The console emulation debate has been raging for close to thirty years now. Is it legal? With what methods can you build one? Can you make money off your emulator? How can you obtain games for it? While much of it is legally settled here in the US, companies are still keen on protecting their games and consoles from being emulated by any means necessary, and bleem! represents the initial spark of that debate.
bleem! (the meaning of the name was never determined) was a PlayStation emulator for Windows 9x and Dreamcast sold at retail, in a box and everything, between 1999 and 2001 or so—meaning it competed directly with the original PlayStation. It allowed users to play their PSX games on their 233MHz Pentium systems and later using intense assembly code trickery, even able to use their 3D accelerator cards to render the games at higher resolutions with filtered textures. Sony didn’t take too kindly to the project and filed for copyright infringement on several counts, losing each but ultimately sinking bleem! with the court costs. Its final update came in August 2001. (Sony would later hire bleem! devs Randy Linden and Sean Kauppinen to work on PlayStation backwards compatibility and promotion of EverQuest II and Star Wars Galaxies, respectively.)

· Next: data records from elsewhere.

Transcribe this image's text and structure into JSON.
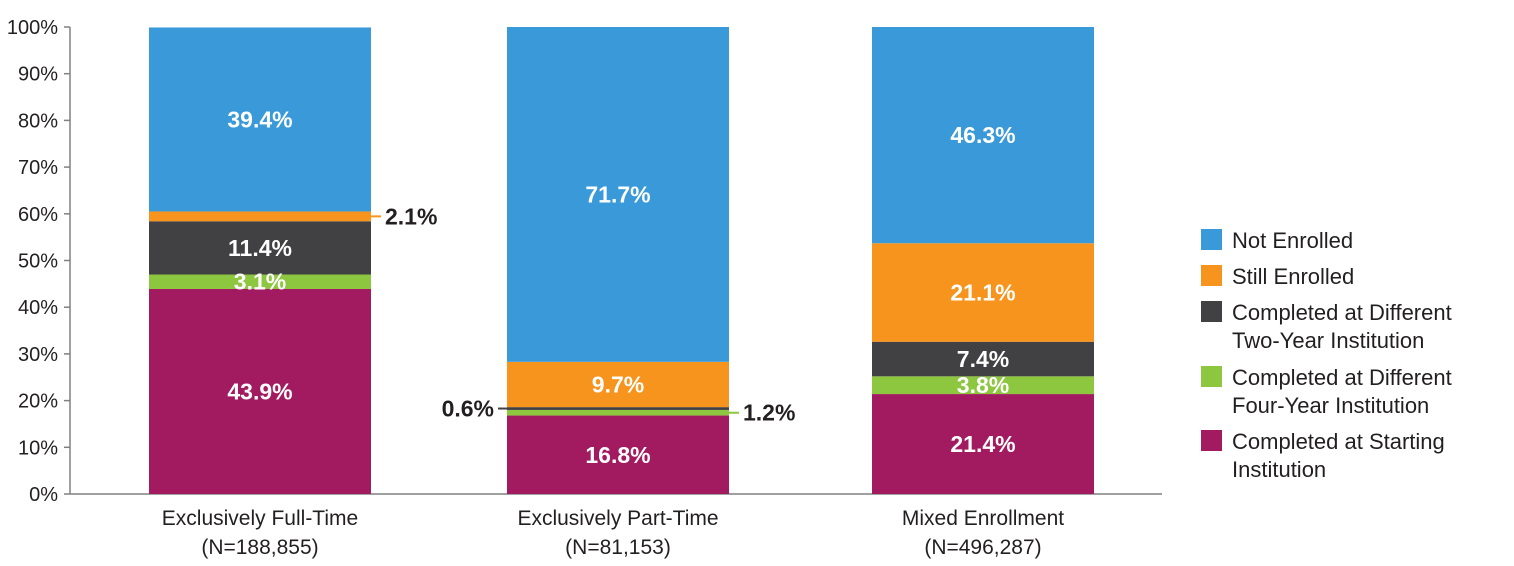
{
  "chart_data": {
    "type": "bar",
    "stacked": true,
    "categories": [
      "Exclusively Full-Time",
      "Exclusively Part-Time",
      "Mixed Enrollment"
    ],
    "category_notes": [
      "(N=188,855)",
      "(N=81,153)",
      "(N=496,287)"
    ],
    "ylim": [
      0,
      100
    ],
    "y_ticks": [
      "0%",
      "10%",
      "20%",
      "30%",
      "40%",
      "50%",
      "60%",
      "70%",
      "80%",
      "90%",
      "100%"
    ],
    "grid": false,
    "legend_position": "right",
    "series": [
      {
        "name": "Completed at Starting Institution",
        "color": "#a21a5f",
        "values": [
          43.9,
          16.8,
          21.4
        ],
        "labels": [
          "43.9%",
          "16.8%",
          "21.4%"
        ]
      },
      {
        "name": "Completed at Different Four-Year Institution",
        "color": "#8dc63f",
        "values": [
          3.1,
          1.2,
          3.8
        ],
        "labels": [
          "3.1%",
          "1.2%",
          "3.8%"
        ]
      },
      {
        "name": "Completed at Different Two-Year Institution",
        "color": "#414042",
        "values": [
          11.4,
          0.6,
          7.4
        ],
        "labels": [
          "11.4%",
          "0.6%",
          "7.4%"
        ]
      },
      {
        "name": "Still Enrolled",
        "color": "#f7941d",
        "values": [
          2.1,
          9.7,
          21.1
        ],
        "labels": [
          "2.1%",
          "9.7%",
          "21.1%"
        ]
      },
      {
        "name": "Not Enrolled",
        "color": "#3a9ad9",
        "values": [
          39.4,
          71.7,
          46.3
        ],
        "labels": [
          "39.4%",
          "71.7%",
          "46.3%"
        ]
      }
    ],
    "legend": [
      {
        "lines": [
          "Not Enrolled"
        ],
        "color": "#3a9ad9"
      },
      {
        "lines": [
          "Still Enrolled"
        ],
        "color": "#f7941d"
      },
      {
        "lines": [
          "Completed at Different",
          "Two-Year Institution"
        ],
        "color": "#414042"
      },
      {
        "lines": [
          "Completed at Different",
          "Four-Year Institution"
        ],
        "color": "#8dc63f"
      },
      {
        "lines": [
          "Completed at Starting",
          "Institution"
        ],
        "color": "#a21a5f"
      }
    ]
  }
}
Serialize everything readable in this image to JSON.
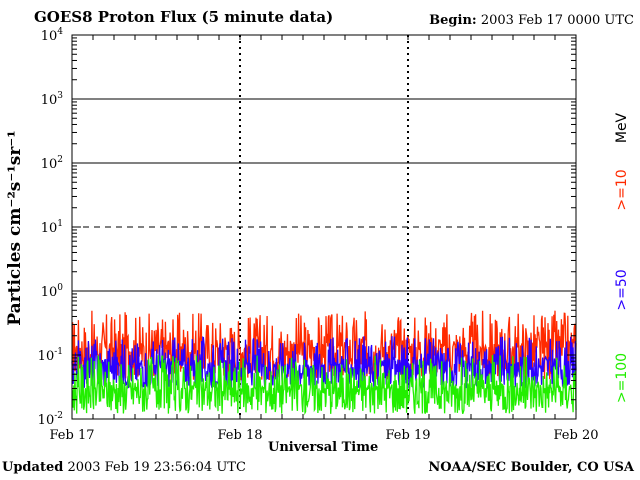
{
  "header": {
    "title": "GOES8 Proton Flux (5 minute data)",
    "begin_label": "Begin:",
    "begin_value": "2003 Feb 17 0000 UTC"
  },
  "footer": {
    "updated_label": "Updated",
    "updated_value": "2003 Feb 19 23:56:04 UTC",
    "source": "NOAA/SEC Boulder, CO USA"
  },
  "chart_data": {
    "type": "line",
    "xlabel": "Universal Time",
    "ylabel": "Particles cm⁻²s⁻¹sr⁻¹",
    "x_ticks": [
      "Feb 17",
      "Feb 18",
      "Feb 19",
      "Feb 20"
    ],
    "xlim": [
      "2003-02-17 00:00",
      "2003-02-20 00:00"
    ],
    "y_scale": "log",
    "ylim": [
      0.01,
      10000
    ],
    "y_ticks": [
      {
        "base": "10",
        "exp": "-2"
      },
      {
        "base": "10",
        "exp": "-1"
      },
      {
        "base": "10",
        "exp": "0"
      },
      {
        "base": "10",
        "exp": "1"
      },
      {
        "base": "10",
        "exp": "2"
      },
      {
        "base": "10",
        "exp": "3"
      },
      {
        "base": "10",
        "exp": "4"
      }
    ],
    "thresholds": [
      {
        "value": 1,
        "style": "solid"
      },
      {
        "value": 10,
        "style": "dashed"
      },
      {
        "value": 100,
        "style": "solid"
      },
      {
        "value": 1000,
        "style": "solid"
      }
    ],
    "unit_label": "MeV",
    "series": [
      {
        "name": ">=10",
        "color": "#ff2a00",
        "typical_range": [
          0.04,
          0.5
        ],
        "median": 0.13
      },
      {
        "name": ">=50",
        "color": "#2a00ff",
        "typical_range": [
          0.03,
          0.2
        ],
        "median": 0.07
      },
      {
        "name": ">=100",
        "color": "#22ee00",
        "typical_range": [
          0.012,
          0.1
        ],
        "median": 0.03
      }
    ]
  }
}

If imax.com was a good first Protoweb restoration for me, bleem.com (suggestion courtesy of YTPMVElfFan in the Discord, thanks) was a solid second project, a smaller site, but with some dynamic pages to recreate instead. bleem.com had a game compatibility list and game search tool, both through what are called Common Gateway Interface scripts (basically a way for the server to render pages and process data on the fly) and a backend database of game information. Neither of these exist anymore, of course. While I debated rendering out static HTML for simplicity’s sake, I felt that was a copout on my part and certainly inaccurate. With the help of a convenient full offline copy of the bleem! game compatibility database squished into a CSV file, I got to learning PHP to recreate how the search tool and detailed game information pages would‘ve worked when the site was live.
The result? You can search for over a thousand pre-2000 PSX games and see how bleem! ran them, whether they were capable of being 3D accelerated for higher resolutions and smoother frame rates, and any bugs encountered during testing each game. bleem! was never an especially compatible or accurate emulator—about a third of its library is marked as partially working, and a third don’t get into game at all—but the fact that it worked at all and so well for some games is an absolute marvel, as is the fact that it was completely legally cleared, despite it being a paid retail product that competed against its target console. As is the site being in such great shape! You can even still download the bleem! demo from this recreation. Have fun, everyone!